En devenant photographe maison au Fillmore East de Bill Graham (1), Linda est au c£ur de la pile qui atomise l’époque : c’est là qu’elle approche Jimi Hendrix, The Doors, Janis Joplin et les autres. Elle les saisit en concert bien sûr – électrique BB King – mais les fréquente aussi en dehors, d’où cette impression d’égrener une psyché mystérieuse, de peler un ou deux mystères du vedettariat pas encore en route pour le gigantisme woodstockien.

Moments charnières

Quelques-unes des plus belles images de Life in Photographs captent ce temps des innocences épanouies : Simon et Garfunkel, attentifs, en studio, Tim Buckley (père de Jeff) en candid picture sur un roc de Central Park, Neil Young, les yeux bienveillants plantés dans l’objectif, une partie des Mamas and the Papas banalement à table, devant la télévision.
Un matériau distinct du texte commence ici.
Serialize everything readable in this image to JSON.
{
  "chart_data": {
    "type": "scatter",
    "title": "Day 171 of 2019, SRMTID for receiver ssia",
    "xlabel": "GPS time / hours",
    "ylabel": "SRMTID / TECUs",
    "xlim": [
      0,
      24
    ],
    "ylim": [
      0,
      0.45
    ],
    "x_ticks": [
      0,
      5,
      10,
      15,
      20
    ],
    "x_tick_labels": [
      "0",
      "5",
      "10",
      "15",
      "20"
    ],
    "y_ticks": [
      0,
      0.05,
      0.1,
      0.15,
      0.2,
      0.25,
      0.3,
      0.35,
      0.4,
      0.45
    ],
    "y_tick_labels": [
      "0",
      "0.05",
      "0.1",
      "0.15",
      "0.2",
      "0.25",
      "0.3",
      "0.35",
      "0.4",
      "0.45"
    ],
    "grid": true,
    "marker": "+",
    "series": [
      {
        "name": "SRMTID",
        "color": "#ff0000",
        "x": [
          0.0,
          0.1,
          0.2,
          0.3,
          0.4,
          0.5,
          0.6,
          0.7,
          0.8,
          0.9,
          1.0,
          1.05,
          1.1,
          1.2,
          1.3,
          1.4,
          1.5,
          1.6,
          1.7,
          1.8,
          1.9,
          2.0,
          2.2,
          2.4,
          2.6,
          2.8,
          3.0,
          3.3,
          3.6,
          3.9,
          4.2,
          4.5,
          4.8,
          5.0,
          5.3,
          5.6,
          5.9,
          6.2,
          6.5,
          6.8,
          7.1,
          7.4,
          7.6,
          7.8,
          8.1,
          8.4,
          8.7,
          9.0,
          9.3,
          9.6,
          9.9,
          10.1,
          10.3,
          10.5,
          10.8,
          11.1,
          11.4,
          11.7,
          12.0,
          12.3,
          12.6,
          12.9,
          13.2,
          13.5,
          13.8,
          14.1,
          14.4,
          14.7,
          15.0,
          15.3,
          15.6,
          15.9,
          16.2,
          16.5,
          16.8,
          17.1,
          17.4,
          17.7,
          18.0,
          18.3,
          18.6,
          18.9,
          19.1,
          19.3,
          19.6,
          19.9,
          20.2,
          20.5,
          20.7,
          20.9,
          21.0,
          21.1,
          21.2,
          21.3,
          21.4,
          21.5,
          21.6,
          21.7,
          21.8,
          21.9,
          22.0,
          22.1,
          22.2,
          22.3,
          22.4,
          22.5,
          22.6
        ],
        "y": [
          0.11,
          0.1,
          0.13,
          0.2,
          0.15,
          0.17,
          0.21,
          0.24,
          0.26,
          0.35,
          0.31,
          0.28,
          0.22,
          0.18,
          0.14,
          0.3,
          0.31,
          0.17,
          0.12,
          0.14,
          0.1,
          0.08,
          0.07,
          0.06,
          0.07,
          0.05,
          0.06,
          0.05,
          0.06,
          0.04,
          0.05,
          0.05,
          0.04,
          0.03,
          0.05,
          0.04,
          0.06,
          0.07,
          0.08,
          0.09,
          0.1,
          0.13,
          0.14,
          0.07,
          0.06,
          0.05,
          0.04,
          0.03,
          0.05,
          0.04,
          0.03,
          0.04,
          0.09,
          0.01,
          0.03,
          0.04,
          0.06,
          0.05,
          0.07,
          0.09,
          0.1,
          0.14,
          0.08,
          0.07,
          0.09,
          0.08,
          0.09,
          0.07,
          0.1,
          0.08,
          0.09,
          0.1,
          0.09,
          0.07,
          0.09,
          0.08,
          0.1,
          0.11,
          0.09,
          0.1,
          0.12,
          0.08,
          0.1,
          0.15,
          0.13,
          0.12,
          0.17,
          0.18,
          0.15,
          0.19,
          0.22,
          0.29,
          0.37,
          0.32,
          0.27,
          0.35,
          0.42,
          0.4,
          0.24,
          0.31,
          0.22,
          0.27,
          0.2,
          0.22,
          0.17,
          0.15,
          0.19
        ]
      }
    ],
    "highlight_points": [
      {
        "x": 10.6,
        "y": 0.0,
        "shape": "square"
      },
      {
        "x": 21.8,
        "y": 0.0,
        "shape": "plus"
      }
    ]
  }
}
Le plus souvent dans un noir et blanc justement  » graineux « . Elle travaille donc pour la presse, pour Mademoiselle, où elle embarque l’icône soul Aretha Franklin dans une session de mode qui dérive en confession à la vodka. Elle est aussi la première femme à décrocher la Une du magazine Rolling Stone : en mai 1968 avec un portrait d’Eric Clapton, un peu grave, définitivement intime.

Envoyée à Londres pour chroniquer les swingingsixties, elle y rencontre Paul McCartney, saisit la complicité des Beatles – on est au printemps 1967 – et finit par épouser leur coleader chérubin en mars 1969. Ces moments charnières de la Beatles story, le passage de la jubilation de Sgt. Peppers à la séparation acrimonieuse, sont l’un des moments importants du livre. Belles photos de la bande à Lennon, sentiment d’accomplissement communautaire, et puis disgrâce des rapports, fuite vers la solitude en famille dans les étendues campagnardes du Sussex ou le no man’s land d’Ecosse. Une bonne moitié de l’ouvrage de Taschen est ainsi consacrée à la vie post-Beatles de Linda, Paul et de leurs quatre enfants, Mary, Stella, James et Heather, adoptée lors d’un premier mariage.

On n’y voit pratiquement aucune photo des Wings, groupe formé par Paul, incorporant Linda, qui aura, dans les seventies, un énorme succès. Peut-être parce que le rôle de claviériste/choriste joué par elle, n’aura jamais vraiment bonne presse, la femme du patron étant, de fait, nettement plus douée au rayon photos qu’à celui des vocalises… A peine aperçoit-on d’ailleurs quelques indices de show-business, Paul partageant deux clichés avec le Michael Jackson de 1981-1982, encore humain. Par contre, on regarde Paul et les kids sous toutes les coutures, y compris celle de Stella qui fera plus tard carrière dans la haute. Il y a ce très beau moment de Paul et de Mary enfant, nimbé de couleurs chaudes, devant un rideau. Si loin du monde bruyant de la gloire, de ses spasmes pailletés. Mais comme si ce dernier ne lâchait jamais ses proies, ce livre sentimental se termine avec quelques images de vedettes prises dans les années 1990, Jeff Buckley, Jim Jarmusch, Johnny Depp et Kate Moss, joli couple de 1995. Ramenant involontairement ( ?) aux chromos de Linda et Paul, incarnant pleinement un livre qui est autant une histoire d’images rock que d’amour.

(1) Imprésario et producteur américain (1931-1991) qui ouvre en 1968 les Fillmore East et West, respectivement à New York et San Francisco, où défile toute la scène rock.